Spontaneous muscle infarction is a rare complication of DM. It may affect patients with either type 1 (59.1%) or type 2 diabetes, especially those with poor metabolic control and diabetic nephropathy. It is more frequent in women (54%) and often associated with other microvascular complications (97%), such as nephropathy (75%), retinopathy (56.6%) and neuropathy (54.5%) (2, 3). The mean age of onset is 43 (range 19-81). It generally occurs in patients with long-term DM (mean duration 14 years) and poor control of the disease (for at least 5 years) (2). The clinical picture is typical: acute onset – without trauma or infection – of the following signs and symptoms: edema (75.9%), severe pain of the involved muscle (80%), weakness and restriction of active movement and palpable mass (33.7%), without accompanying systemic symptoms or skin alterations. The lower limbs are as the presented case, the most common location (the thighs in 86% of cases) and it is bilateral in approximately 10% of cases (3, 7).

The diagnosis requires a high suspicion index and is usually based on the clinical signs and the results of nuclear magnetic resonance, which typically shows hyperintensity in T2 sequences with edema of the subcutaneous cellular tissue (8, 9). Laboratory test results are usually within normal limits, although elevated creatine kinase levels (between 4 and 40 weeks after onset of the clinical signs) can be observed (2).
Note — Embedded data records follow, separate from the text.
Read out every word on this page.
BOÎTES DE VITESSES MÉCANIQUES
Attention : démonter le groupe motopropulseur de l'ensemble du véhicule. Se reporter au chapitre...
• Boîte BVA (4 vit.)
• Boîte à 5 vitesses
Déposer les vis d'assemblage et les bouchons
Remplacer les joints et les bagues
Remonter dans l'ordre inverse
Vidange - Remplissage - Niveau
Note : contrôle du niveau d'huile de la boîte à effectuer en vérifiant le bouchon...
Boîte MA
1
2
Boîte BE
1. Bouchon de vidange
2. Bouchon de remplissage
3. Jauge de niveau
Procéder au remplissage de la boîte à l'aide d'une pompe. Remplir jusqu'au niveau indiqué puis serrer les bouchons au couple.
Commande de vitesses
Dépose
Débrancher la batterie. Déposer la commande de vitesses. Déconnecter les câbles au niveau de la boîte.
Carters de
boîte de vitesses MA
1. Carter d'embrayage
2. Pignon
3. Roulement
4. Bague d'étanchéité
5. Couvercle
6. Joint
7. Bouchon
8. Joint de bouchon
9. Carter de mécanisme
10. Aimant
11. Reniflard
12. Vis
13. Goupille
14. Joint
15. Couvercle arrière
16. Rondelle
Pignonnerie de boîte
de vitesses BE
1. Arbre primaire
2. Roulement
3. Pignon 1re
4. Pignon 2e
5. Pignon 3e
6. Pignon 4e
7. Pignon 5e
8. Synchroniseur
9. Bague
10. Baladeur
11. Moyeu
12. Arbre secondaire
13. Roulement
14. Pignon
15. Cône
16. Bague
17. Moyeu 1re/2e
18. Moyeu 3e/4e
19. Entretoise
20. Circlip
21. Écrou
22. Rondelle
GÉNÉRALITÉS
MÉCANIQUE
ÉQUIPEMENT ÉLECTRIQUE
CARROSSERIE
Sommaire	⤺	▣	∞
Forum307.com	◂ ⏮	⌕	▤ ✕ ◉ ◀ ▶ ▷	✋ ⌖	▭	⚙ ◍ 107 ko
This entity should be considered in patients with chronic poorly controlled DM with complications – especially nephropathy – who complain of acute onset of muscle pain without prior trauma. Early diagnosis may help prevent unnecessary investigations (muscle biopsy) (10) and, in some cases, reduce hospital stay (11).
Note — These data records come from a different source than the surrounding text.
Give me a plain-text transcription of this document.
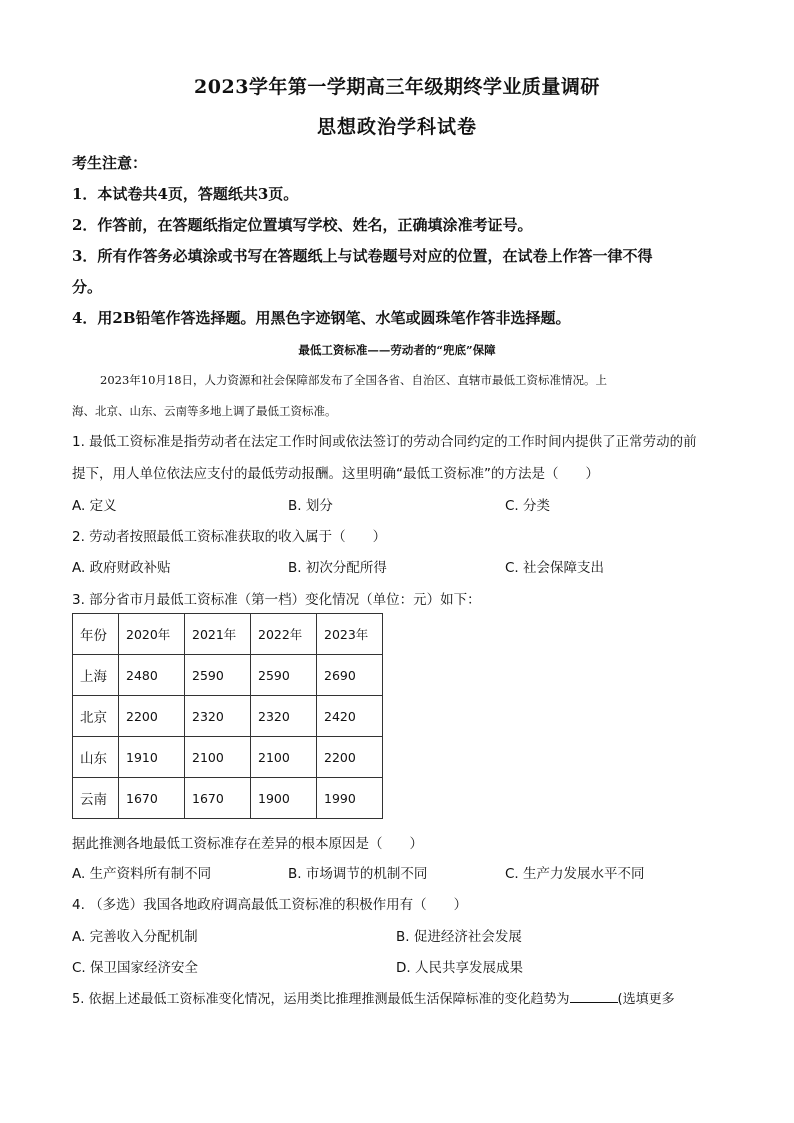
2023学年第一学期高三年级期终学业质量调研
思想政治学科试卷
考生注意：
1．本试卷共4页，答题纸共3页。
2．作答前，在答题纸指定位置填写学校、姓名，正确填涂准考证号。
3．所有作答务必填涂或书写在答题纸上与试卷题号对应的位置，在试卷上作答一律不得
分。
4．用2B铅笔作答选择题。用黑色字迹钢笔、水笔或圆珠笔作答非选择题。
最低工资标准——劳动者的“兜底”保障
2023年10月18日，人力资源和社会保障部发布了全国各省、自治区、直辖市最低工资标准情况。上
海、北京、山东、云南等多地上调了最低工资标准。
1. 最低工资标准是指劳动者在法定工作时间或依法签订的劳动合同约定的工作时间内提供了正常劳动的前
提下，用人单位依法应支付的最低劳动报酬。这里明确“最低工资标准”的方法是（　　）
A. 定义	B. 划分	C. 分类
2. 劳动者按照最低工资标准获取的收入属于（　　）
A. 政府财政补贴	B. 初次分配所得	C. 社会保障支出
3. 部分省市月最低工资标准（第一档）变化情况（单位：元）如下：
年份	2020年	2021年	2022年	2023年
上海	2480	2590	2590	2690
北京	2200	2320	2320	2420
山东	1910	2100	2100	2200
云南	1670	1670	1900	1990
据此推测各地最低工资标准存在差异的根本原因是（　　）
A. 生产资料所有制不同	B. 市场调节的机制不同	C. 生产力发展水平不同
4. （多选）我国各地政府调高最低工资标准的积极作用有（　　）
A. 完善收入分配机制	B. 促进经济社会发展
C. 保卫国家经济安全	D. 人民共享发展成果
5. 依据上述最低工资标准变化情况，运用类比推理推测最低生活保障标准的变化趋势为	(选填更多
Treatment consists of rest, control pain, and rigorous glycaemic control. Possible additional therapies include administration of pentoxifylline, nifedipine, non-steroidal antiinflammatory drugs, corticoids, gammaglobulin or anticoagulants (2).
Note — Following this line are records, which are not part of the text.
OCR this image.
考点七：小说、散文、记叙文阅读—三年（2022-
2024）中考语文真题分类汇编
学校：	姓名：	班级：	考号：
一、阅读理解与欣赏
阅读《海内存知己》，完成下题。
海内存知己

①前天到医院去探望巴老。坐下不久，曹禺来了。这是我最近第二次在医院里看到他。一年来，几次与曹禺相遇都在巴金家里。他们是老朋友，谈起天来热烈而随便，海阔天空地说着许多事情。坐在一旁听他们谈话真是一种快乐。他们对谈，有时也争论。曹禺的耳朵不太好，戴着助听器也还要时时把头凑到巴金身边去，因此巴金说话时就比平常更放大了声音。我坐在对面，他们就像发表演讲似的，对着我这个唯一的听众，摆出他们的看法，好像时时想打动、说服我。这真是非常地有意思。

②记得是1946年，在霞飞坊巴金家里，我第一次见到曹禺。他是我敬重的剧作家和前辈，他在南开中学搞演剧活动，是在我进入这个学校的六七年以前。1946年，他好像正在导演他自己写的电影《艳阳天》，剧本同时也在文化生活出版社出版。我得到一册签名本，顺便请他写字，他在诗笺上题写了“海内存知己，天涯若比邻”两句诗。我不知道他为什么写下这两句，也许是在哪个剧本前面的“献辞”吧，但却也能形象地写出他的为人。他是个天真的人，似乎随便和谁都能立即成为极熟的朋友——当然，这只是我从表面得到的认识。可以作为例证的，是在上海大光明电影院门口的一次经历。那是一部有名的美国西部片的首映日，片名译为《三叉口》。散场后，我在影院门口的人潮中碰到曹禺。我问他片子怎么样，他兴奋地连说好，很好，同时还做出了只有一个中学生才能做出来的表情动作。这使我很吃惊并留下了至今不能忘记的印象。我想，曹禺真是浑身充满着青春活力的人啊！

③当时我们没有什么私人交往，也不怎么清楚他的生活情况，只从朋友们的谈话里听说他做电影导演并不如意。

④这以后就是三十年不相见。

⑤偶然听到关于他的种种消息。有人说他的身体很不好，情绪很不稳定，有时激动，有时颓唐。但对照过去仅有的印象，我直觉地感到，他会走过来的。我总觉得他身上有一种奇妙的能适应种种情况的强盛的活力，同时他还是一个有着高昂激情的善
This condition is self-limiting with a good prognosis in the short-term. Pain and inflammation resolve spontaneously after several weeks or months; 35-48% of patients suffer recurrences (8.69% on the same muscle; 39-61% on a different muscle) (3,12). As in the here-described case, the onset of this condition often precedes major vascular complications, which may worsen the long-term prognosis (10% mortality two years after muscle infarction, due to vascular complications) (2, 4). However, while muscle destruction and rhabdomyolysis is a well-known cause of acute renal failure, no previous cases of rapid progression of chronic kidney disease have been reported in patients with spontaneous muscle infarction. Rhabdomyolysis is the result of muscle necrosis and release of myocite intracellular contents into the circulation, usually after prolonged immobilization, trauma, drug toxicity, electrolyte disturbances or alcohol or illicit substances abuse. Renal failure associated with this condition has been traditionally attributed to tubular obstruction due to precipitation of myoglobin with Tamm Horsfall protein. As we did not find myoglobinuria or serum elevation of CPK levels in our patient, other mechanisms of kidney injury, such as renal vasoconstriction or tubular damage by oxidative injury (13), maybe operating in a milder but steady manner, could have played a major role in our case.

In conclusion, up to our knowledge, this is the first described case, where spontaneous muscle infarction is suspected to have caused exacerbation of an existing chronic kidney failure. Therefore, we suggest that renal function monitoring should be considered in patients with diabetic nephropathy, who present with this rare complication of DM.

Conflict of interest

The authors declare that they have no conflict of interest concerning this article.